THE FOREST LORD By Susan Krinard

“Yes, Mother. I can show the way.”

Thank God. “Help me carry him into the forest,” she asked Lord Bradwell.

“And Claudia?”

Eden glanced over her shoulder. Two people were locked in a weeping embrace, oblivious to the world around them.

“She is a danger no longer. We must go.”

Together, with Donal leading the way, she and Lord Bradwell carried Hartley into the wood, to the heart of the Forest Lord’s realm, where the Grandfather Oak spread his limbs in benevolent rule.

Of course, Eden thought. The gate is here.

She and Lord Bradwell laid Hartley down. Eden stretched out on the bed of leaves beside him.

“Come, my love,” she whispered. “Your gate lies here, but I cannot open it. You must do it. Take our son, and teach him… teach him to be happy.” She turned his face and kissed him.

His lips moved on hers. He opened his eyes—those unearthly, mysterious eyes like wet summer leaves—and smiled.

“Thank you, Eden,” he said. He lifted his hand to stroke her hair. “I… cannot repay you. But I… I shall never forget you.”

She need hold back her tears only a little while longer. “Nor I you. Come.” She tugged at his arm. Her father pulled him up. Hartley faced the oak. He murmured words in a language Eden didn’t understand, and the air before the vast trunk began to shiver with eldritch light. Lord Bradwell gasped.

“The gate,” Hartley said. He looked at Eden. “Once I go… I cannot return.”

“I know.” She smiled for him. “Your life is all that matters now. And Donal’s.” She pushed Donal gently toward his father. “Donal, you will go with your father to a very special place, where you will be happy and no one can ever hurt you.”

“No, Eden,” Lord Bradwell whispered.

“Can’t you see? It is the only way. I know that now.”

Hartley took Donal’s hand. “This is a gift I do not deserve. Ah, Eden—”

She covered his lips with her finger. “You must go quickly. Quickly.” She turned her face away.

But he caught her face in his hands and turned it again and kissed her. Her tears mingled on their lips.

“You will have love, Eden. You will have it because no mortal… was ever more deserving.” He bent his head to Donal. “Will you come with me now, my son?”

Donal planted his feet. “Is Mother coming, too?”

“Not… now, Donal. We must go first. You will like Tir-na-nog—”

“Mother!” Donal began to cry, as he so seldom did. Eden maintained her composure with the greatest effort of her life.

“I will be along soon,” she said, stroking Donal’s hair. “Please, go with your father.” She nodded to Hartley, and he lifted Donal into his arms, though the effort cost him dearly.

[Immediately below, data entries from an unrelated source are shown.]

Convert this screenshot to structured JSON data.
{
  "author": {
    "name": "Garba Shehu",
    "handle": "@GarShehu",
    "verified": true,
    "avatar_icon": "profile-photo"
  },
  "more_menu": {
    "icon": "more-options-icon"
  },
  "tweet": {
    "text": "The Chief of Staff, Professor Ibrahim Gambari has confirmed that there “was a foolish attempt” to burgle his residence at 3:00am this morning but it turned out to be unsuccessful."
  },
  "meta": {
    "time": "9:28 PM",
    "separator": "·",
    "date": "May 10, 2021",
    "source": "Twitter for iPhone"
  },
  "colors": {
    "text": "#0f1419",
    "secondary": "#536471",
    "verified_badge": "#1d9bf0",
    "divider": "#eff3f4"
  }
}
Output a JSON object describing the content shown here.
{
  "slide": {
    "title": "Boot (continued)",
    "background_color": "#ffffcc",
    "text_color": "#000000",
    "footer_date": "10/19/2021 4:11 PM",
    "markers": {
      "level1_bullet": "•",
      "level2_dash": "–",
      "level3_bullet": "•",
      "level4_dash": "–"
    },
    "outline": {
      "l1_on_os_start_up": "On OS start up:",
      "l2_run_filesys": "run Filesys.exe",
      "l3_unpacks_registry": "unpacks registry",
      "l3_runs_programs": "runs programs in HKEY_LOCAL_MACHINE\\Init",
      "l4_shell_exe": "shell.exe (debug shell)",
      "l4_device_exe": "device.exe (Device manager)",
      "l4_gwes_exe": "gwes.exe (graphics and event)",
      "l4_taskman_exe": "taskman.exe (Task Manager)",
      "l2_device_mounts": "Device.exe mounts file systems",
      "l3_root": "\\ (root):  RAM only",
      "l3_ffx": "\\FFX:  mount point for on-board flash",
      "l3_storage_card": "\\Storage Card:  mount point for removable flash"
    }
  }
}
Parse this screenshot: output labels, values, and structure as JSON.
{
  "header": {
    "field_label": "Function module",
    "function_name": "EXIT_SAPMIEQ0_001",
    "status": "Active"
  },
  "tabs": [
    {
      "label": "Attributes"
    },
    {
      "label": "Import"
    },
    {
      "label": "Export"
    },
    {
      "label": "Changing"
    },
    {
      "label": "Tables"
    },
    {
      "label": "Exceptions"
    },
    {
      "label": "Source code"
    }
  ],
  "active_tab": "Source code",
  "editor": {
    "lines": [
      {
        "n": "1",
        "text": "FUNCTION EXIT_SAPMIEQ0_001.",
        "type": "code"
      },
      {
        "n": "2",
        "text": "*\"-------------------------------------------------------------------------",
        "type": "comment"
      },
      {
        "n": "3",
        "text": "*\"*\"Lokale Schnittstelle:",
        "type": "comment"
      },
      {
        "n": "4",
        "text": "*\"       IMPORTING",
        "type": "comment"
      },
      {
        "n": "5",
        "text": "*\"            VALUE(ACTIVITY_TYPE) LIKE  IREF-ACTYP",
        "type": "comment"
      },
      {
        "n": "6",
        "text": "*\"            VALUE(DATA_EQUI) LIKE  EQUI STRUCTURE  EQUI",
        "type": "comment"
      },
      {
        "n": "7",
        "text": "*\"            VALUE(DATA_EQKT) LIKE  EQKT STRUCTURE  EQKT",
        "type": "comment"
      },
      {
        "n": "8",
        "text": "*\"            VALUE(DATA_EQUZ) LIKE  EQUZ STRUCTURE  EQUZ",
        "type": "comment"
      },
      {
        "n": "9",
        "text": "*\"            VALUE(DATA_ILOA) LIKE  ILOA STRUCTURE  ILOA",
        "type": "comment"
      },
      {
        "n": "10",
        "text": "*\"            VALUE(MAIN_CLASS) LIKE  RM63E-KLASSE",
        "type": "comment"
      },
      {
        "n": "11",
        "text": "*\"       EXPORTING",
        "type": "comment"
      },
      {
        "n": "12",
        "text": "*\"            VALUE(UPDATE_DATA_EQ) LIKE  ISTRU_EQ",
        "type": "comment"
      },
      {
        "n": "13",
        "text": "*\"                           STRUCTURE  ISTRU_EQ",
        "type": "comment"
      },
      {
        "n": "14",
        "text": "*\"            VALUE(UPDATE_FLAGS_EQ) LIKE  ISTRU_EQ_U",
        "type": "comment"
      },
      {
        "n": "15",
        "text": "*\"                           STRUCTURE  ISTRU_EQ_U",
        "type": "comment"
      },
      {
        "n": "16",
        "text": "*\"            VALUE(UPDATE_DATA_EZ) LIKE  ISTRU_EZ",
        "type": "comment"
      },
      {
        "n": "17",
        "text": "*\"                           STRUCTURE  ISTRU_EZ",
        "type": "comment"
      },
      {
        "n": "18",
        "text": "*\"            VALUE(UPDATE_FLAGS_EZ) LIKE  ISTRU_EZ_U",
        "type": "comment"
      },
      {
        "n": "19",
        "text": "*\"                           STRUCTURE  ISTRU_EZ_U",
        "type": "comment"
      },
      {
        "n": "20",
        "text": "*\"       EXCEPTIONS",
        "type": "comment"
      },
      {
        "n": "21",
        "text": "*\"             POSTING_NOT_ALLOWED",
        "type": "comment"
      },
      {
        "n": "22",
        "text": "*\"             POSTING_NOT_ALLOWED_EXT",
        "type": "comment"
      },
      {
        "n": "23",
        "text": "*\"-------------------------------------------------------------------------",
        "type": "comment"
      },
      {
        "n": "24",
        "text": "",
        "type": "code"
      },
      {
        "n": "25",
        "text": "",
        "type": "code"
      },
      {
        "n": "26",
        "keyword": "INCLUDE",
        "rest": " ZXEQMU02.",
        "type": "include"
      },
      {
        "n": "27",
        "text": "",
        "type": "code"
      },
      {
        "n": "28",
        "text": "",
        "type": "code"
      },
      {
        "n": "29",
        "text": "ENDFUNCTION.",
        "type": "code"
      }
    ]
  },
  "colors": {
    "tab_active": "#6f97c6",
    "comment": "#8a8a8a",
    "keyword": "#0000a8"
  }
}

A flash of sparkling light whirled overhead. Tod appeared, circling them joyfully.

“We go!” he cried. “We go home?”

“Yes,” Hartley echoed. “Home.”

In a heartbeat Tod had flung himself through the shimmering gate and vanished. Hartley cradled the weeping Donal to his shoulder and looked one last time at Eden. “Be happy,” he said. He faced the gate again, gathered his strength, and stepped through.

Eden fell to her knees. Lord Bradwell knelt beside her and held her like the true father he had never been before.

“It is my fault,” he groaned. “Oh, Eden, this is my doing. I did not believe that love could ever be part of what I started six years ago.”

Eden covered his hand with hers. “No, Papa.” She tried to smile. “You are not to blame.”

“I do not deserve your affection. Oh, my dear, if only I could suffer in your place.”

She shook her head. No one else could endure this unbearable loss—and she would endure, for the sake of those who still needed her. For the servants and tenants and beasts of Hartsmere.

“We need not remain here, Eden,” her father said. “I am not without resources now. I have friends and connections throughout Europe. We can travel on the continent and forget this place.”

Forget. Eden bent forward to touch the bark of the Grandfather Oak. She was obscurely comforted to feel its rough reality, to know that it had sheltered the man she loved. A part of him lived on within that magnificent old gentleman. And in this forest.